Now CBC Radio has returned, barely missing a beat, to its long custom of pontificating endlessly about gender, inclusion and systemic inequality, even as Ghomeshi’s former executive producer, Arif Noorani, is “taking some time off.” I have not seen or heard of Noorani being doorstopped by CBC’s investigative program, The Fifth Estate, or by any other intrepid CBC reporter. Perhaps someone will correct me, if this has occurred. Honourable, on the part of CBC brass? Ah, no.

Honour was in short supply last week in Ottawa. Liberal leader Justin Trudeau turfed two MPs from his caucus over allegations of “serious personal misconduct.”

As far as I have been able to tell, Trudeau went to some lengths to avoid identifying the alleged victims, or indeed the way in which they had been victimized. New Democrats promptly leaked the fact that the allegations concerned sexual harassment of female NDP MPs – and then unloaded on the Liberal leader for making the matter public.

The New Democrat deputy leader, Megan Leslie, suggested Saturday on CBC Radio’s The House that a better solution would have been to deal with it all in-house, in other words secretly. Astonishing, that; as though secrecy between people in the know is not at the rotten root of the Ghomeshi scandal, and indeed every major sexual abuse scandal in modern times.

So, amid this dross, where can one look for honour? You see where this is headed. It’s not a coincidence that Canadians have been, since the Afghan war (2002-2014) reflexively protective of this country’s soldiers. I have written before that the Canadian military is home to a distinct martial culture, of which we can and should be very proud.

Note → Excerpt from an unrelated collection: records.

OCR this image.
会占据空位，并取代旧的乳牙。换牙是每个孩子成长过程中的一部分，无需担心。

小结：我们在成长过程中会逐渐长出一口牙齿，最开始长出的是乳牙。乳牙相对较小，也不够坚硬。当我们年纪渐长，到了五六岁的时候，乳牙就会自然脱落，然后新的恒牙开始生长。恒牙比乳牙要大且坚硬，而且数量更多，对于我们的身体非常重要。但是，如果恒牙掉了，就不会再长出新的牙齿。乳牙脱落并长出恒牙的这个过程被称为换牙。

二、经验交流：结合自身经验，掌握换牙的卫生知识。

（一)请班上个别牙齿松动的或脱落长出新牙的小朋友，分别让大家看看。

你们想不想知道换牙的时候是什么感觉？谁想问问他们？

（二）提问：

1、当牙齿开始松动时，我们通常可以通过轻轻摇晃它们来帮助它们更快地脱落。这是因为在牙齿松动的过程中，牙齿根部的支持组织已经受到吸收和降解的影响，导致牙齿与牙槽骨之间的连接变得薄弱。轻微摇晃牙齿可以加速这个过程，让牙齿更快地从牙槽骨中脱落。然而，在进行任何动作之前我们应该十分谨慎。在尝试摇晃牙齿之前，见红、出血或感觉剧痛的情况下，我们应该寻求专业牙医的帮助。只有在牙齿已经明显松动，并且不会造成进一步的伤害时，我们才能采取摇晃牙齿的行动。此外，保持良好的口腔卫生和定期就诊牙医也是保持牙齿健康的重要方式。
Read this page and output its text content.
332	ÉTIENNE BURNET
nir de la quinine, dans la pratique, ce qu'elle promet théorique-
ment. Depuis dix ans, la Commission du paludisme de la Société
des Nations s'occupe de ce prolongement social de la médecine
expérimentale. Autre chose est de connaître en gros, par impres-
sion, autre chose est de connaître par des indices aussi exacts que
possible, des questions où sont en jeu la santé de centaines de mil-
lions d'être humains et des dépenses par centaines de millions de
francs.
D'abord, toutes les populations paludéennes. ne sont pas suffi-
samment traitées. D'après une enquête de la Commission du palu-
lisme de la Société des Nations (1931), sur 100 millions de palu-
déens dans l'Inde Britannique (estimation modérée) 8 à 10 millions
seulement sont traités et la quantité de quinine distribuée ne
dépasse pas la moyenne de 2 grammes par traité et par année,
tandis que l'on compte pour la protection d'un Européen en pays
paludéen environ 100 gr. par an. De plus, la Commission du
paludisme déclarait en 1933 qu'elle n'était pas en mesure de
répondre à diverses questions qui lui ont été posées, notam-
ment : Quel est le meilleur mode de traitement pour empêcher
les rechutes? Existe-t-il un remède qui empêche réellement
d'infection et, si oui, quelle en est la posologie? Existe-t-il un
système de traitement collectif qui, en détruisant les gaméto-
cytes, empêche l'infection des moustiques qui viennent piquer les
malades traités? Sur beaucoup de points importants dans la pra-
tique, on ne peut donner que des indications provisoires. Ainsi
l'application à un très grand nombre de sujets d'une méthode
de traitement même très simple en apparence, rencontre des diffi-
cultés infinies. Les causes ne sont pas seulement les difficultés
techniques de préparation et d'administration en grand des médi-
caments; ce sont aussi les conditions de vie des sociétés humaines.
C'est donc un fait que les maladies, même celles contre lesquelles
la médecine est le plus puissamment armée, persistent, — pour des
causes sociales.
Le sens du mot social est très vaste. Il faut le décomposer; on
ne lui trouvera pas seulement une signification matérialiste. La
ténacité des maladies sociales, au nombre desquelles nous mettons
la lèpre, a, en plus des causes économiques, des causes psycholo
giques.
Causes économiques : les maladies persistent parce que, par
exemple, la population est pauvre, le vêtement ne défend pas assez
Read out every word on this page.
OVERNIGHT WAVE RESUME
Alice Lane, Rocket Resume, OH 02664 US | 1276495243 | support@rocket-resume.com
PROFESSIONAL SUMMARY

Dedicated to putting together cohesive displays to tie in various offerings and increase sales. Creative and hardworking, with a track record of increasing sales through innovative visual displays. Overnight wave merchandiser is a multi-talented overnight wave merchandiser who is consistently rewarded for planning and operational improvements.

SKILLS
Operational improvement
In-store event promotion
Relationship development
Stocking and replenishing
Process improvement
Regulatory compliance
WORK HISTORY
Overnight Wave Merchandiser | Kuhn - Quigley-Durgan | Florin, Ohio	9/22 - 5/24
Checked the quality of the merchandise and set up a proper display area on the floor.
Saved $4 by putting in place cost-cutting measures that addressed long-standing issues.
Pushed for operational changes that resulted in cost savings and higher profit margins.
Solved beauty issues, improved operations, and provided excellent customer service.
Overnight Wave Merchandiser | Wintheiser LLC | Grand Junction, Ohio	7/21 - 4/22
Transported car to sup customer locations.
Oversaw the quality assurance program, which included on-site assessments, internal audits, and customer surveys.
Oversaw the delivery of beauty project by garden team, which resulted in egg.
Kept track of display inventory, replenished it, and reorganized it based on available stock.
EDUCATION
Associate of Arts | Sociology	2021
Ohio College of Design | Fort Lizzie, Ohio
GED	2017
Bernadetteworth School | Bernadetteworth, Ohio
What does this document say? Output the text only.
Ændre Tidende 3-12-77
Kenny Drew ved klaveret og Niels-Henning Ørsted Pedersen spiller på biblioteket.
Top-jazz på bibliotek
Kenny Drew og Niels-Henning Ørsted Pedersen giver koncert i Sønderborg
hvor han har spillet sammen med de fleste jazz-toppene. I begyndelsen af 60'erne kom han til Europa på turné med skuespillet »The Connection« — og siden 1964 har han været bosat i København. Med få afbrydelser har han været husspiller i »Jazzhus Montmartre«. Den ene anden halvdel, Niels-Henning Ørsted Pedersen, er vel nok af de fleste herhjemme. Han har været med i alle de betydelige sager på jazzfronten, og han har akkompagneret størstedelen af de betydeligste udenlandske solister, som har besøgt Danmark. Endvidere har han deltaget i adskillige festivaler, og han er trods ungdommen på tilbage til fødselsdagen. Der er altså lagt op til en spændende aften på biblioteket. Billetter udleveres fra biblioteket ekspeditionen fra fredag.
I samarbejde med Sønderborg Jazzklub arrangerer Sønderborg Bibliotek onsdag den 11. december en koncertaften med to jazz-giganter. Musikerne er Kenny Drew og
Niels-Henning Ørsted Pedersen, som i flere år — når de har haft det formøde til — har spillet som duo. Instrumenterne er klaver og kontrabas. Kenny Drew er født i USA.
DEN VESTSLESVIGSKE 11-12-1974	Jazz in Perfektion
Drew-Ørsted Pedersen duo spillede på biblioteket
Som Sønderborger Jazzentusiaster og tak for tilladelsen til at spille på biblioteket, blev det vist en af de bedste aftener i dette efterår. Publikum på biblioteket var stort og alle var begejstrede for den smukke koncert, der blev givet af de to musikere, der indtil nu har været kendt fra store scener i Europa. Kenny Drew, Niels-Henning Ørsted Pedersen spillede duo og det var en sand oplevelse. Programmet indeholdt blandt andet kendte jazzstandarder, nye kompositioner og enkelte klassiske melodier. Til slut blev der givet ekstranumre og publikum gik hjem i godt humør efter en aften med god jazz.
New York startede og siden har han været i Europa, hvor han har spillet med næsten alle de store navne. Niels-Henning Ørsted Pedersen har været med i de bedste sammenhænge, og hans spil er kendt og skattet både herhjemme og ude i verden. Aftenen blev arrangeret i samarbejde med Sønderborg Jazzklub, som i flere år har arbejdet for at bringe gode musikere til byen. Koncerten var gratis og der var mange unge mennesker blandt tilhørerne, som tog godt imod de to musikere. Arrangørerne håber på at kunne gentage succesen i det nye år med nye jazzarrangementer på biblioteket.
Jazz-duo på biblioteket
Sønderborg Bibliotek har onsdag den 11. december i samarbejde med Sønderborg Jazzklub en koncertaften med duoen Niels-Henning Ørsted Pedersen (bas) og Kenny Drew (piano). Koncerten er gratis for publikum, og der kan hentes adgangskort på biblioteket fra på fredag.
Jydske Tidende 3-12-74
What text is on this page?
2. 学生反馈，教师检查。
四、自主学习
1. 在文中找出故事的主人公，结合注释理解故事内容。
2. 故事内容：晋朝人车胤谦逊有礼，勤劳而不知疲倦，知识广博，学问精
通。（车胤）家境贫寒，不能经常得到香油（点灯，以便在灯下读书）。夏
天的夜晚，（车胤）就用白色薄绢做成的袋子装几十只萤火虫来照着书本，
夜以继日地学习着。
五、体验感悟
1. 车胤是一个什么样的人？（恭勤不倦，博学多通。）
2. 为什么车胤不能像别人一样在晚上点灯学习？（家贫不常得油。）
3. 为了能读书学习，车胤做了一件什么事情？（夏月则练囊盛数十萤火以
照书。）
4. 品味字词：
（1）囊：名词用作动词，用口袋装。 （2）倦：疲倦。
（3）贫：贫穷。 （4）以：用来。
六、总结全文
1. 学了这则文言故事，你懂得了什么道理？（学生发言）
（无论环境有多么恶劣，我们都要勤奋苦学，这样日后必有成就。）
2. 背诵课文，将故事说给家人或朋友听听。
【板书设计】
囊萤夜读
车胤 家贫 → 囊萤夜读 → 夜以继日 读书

In Afghanistan it was embodied in the Canadian Forces’ “3-d” approach to conflict – defence, diplomacy and development. This was always more than sloganeering. Even the sergeants in the Canadian Forces – especially the sergeants, in my experience – sought to embody strength with compassion. This is not to portray them as delicate do-gooders, but simply to acknowledge that they were very aware they had a purpose over and above that of killing the enemy.

Long before Afghanistan, Rwanda, or the Medak Pocket in Croatia, the CF ethos lived in a willingness to do the perilous and hard work well, even when the country was uninterested. In Haiti, in 2010, after the earthquake, I remember sitting quietly in the dark, listening to Canadian soldiers speak to one another of the horrors they’d seen that day. There were strength, competence and decency to make any Canadian’s heart swell with pride.

And of course this is not new: The dwindling numbers of old men standing at attention at cenotaphs each Remembrance Day, are testament to a culture of sacrifice that is as old as Canada. Farley Mowat’s memoir of the Italian Campaign in the Second World War, And No Birds Sang, gives voice to the long Canadian soldierly tradition of quietly doing one’s duty, despite the “gut-rotting worm of fear” and the certain knowledge that the planners on high have utterly botched it. The book is a masterpiece. Every Canadian should read it.

My point is simply this: Honour is actually very present, in 2014; indeed it sits at the beating heart of every important issue, nowhere more than in politics. Its absence leaves a shadow, which should never be mistaken for irrelevance. And its presence? It inspires us, very simply, like nothing else can.

On this Remembrance Day, look to the uniformed assembly at your local cenotaph, and in particular to the National War Memorial, to see a living embodiment of honour. They are not medieval, or archaic: They live in our midst, here and now. If only more of us were more like most of them.